Personalmente non metto troppa attenzione quando gioco. Gioco solo per stare in compagnia, e il vincere o meno non mi interessa più di tanto. In un ipotetico mondo di giocatori di carte, sicuramente non avrei diritto di cittadinanza. Troppo distratto: il baro di turno sicuramente mi spennerebbe ben bene.
Così alla fine della prima partita mi ritrovai senza un centesimo. Anche Séan non aveva più nulla. Nora aveva fatto tabula rasa.
- Ragazzi vi ho distrutti. Ora voi pagate da bere - esclamò Nora sorridendo.
- Queste birre invece ve le offro io - aggiunse Séan, facendo con la mano il gesto di fermarmi, mentre stavo avviandomi verso il bancone. E così, chiamando ad alta voce la donna del pub, Séan ordinò tre pinte di birra.

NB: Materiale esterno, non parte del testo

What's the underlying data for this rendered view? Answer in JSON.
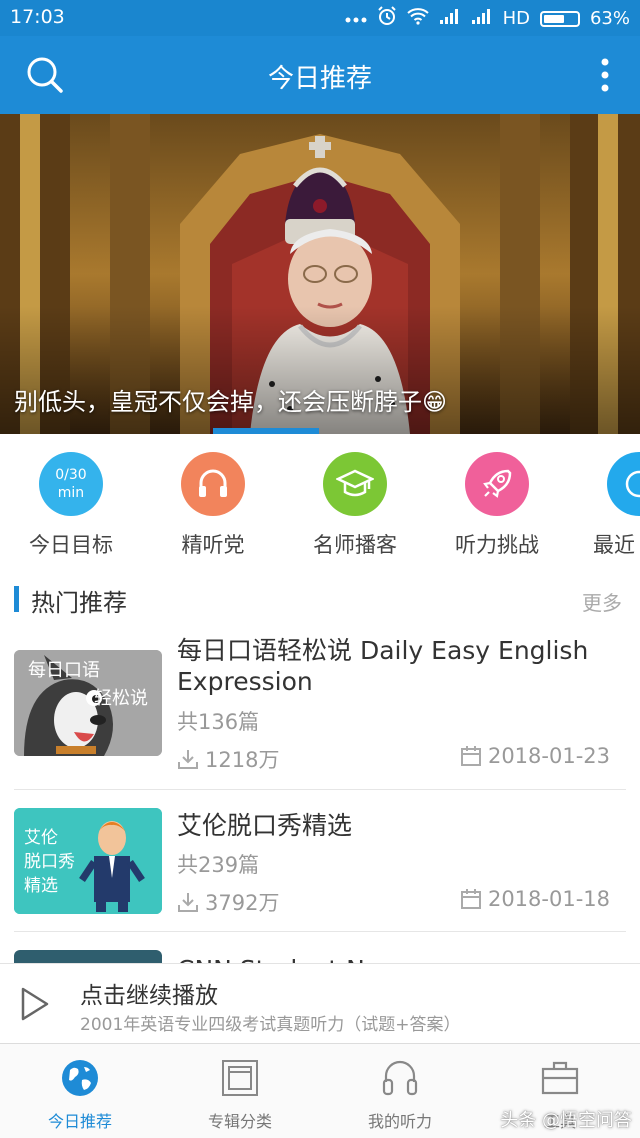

- Allora vi piace Clare Island? Vi piace il nostro maltempo? - Chiese Séan con evidente ironia. Non rispondemmo. Dallo sguardo era chiaro che Séan era incuriosito non tanto dalla nostra presenza sull'isola, ma da quello che forse aveva subodorato, e che ci era realmente accaduto. Inutilmente cercai di scambiare con Nora un qualche sguardo, come a chiedere aiuto, ma lei non parve rispondermi.